Yildirim / Wurm: „Land Tirol muss bei Gewaltschutz in die Gänge kommen“

Auf Bundesebene viel weitergebracht, Land verzögert bei Schutzeinrichtungen für Frauen und Kinder. Gewaltschutzplan für Tirol gefordert.

 
„Während auf Bundesebene die gesetzlichen Grundlagen kontinuierlich weiterentwickelt wurden und werden, nimmt das Land Tirol beim Gewaltschutz eine besonders unrühmliche Rolle ein“, kritisieren Landesfrauenvorsitzende und Nationalratsspitzenkandidatin Selma Yildirim und NRin Frauensprecherin Gisela Wurm.

Frauen, die vor Gewalt in der Familie flüchten müssen, finden in Tirol viel zu wenige Plätze in Schutzeinrichtungen vor. Das Land Tirol ist hier Notstandsgebiet. Opferschutzeinrichtungen beschreiben die Situation in Tirol als besonders dramatisch, hier fehlen die meisten Plätze.
„Die SPÖ hat daher die Landesregierung in einem Antrag aufgefordert, einen flächendeckenden Gewaltschutzplan bis Ende des Jahre auszuarbeiten“, schildert Yildirim.

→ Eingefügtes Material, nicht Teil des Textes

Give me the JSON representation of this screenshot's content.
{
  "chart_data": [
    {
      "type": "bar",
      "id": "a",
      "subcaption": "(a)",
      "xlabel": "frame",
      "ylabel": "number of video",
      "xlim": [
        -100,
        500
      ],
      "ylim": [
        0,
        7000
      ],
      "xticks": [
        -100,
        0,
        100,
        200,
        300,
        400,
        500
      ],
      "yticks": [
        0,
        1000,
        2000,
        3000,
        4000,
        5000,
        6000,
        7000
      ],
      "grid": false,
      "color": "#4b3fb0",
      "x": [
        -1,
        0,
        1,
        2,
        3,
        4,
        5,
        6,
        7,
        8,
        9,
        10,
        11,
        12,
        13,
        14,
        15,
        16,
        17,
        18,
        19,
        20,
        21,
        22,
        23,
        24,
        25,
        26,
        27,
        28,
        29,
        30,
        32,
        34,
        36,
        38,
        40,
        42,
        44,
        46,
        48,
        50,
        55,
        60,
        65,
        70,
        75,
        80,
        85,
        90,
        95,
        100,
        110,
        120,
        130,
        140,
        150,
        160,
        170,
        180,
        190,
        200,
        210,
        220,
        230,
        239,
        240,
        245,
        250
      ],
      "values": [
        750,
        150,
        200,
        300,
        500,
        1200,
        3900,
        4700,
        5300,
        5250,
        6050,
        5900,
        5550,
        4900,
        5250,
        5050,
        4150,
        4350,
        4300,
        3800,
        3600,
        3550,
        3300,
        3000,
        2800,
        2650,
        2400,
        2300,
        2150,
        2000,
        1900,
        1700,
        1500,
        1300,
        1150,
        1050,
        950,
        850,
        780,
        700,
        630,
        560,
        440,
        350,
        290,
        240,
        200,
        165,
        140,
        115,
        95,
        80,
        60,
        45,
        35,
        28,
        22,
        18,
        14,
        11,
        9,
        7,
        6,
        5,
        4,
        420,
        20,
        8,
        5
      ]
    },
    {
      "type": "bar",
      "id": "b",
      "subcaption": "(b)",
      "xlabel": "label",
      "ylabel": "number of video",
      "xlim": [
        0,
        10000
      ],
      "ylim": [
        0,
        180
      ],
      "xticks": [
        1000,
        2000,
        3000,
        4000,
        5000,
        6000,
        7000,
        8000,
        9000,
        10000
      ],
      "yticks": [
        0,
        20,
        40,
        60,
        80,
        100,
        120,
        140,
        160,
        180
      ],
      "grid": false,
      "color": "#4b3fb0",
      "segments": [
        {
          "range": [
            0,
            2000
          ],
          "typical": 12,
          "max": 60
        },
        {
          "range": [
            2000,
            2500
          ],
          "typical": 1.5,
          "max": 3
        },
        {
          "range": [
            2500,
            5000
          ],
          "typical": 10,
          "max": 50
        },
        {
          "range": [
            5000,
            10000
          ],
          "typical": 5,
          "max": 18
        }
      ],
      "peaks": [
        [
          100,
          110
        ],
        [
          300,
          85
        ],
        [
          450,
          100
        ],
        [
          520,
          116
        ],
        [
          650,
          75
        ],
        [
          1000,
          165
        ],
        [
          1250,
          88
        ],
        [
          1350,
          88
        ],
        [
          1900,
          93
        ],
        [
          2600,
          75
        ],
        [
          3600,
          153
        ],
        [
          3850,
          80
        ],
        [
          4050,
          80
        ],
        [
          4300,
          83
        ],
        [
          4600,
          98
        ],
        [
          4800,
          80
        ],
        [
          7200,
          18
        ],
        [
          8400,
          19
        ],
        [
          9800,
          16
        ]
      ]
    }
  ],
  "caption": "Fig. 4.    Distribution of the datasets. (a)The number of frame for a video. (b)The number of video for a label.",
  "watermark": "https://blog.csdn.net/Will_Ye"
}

„Dass etwa der Neubau des Frauenhauses seit so vielen Jahren hinausgeschoben wird, ist für uns ein gesellschaftspolitisches Signal, dass der Schutz vor Gewalt in der Familie nicht ernst genommen wird. Das ist fahrlässig und untragbar“, so die beiden Politikerinnen.

In Tirol sind weiter zusätzliche Plätze notwendig. Das Tiroler Oberland ist beispielsweise gänzlich unversorgt.

„Auf Bundesebene fordern wir 5 Mio. Euro zusätzlich für den Gewaltschutz, Hilfe gegen Hass im Netz sowie mehr Prävention und Anlaufstellen für Betroffene“, schildern Yildirim und Wurm.

Umgesetzt wurde unlängst eine Verschärfung des Strafrechtes (Grapsch-Paragraf), Maßnahmen gegen Stalking, Cybermobbing ist strafbar, die Strafen bei Körperverletzung wurden erhöht, bei Vergewaltigungen genügt nunmehr ein Nein, der Opferschutz bei Gewalt wurde ausgebaut.

„An seiner  internationalen Vorreiterrolle in puncto Gewaltschutz hat Österreich seit der Einführung des Gewaltschutzgesetzes festgehalten. Wir setzen uns dafür ein, dass das auch in Zukunft so bleibt“, sagen Yildirim und Wurm.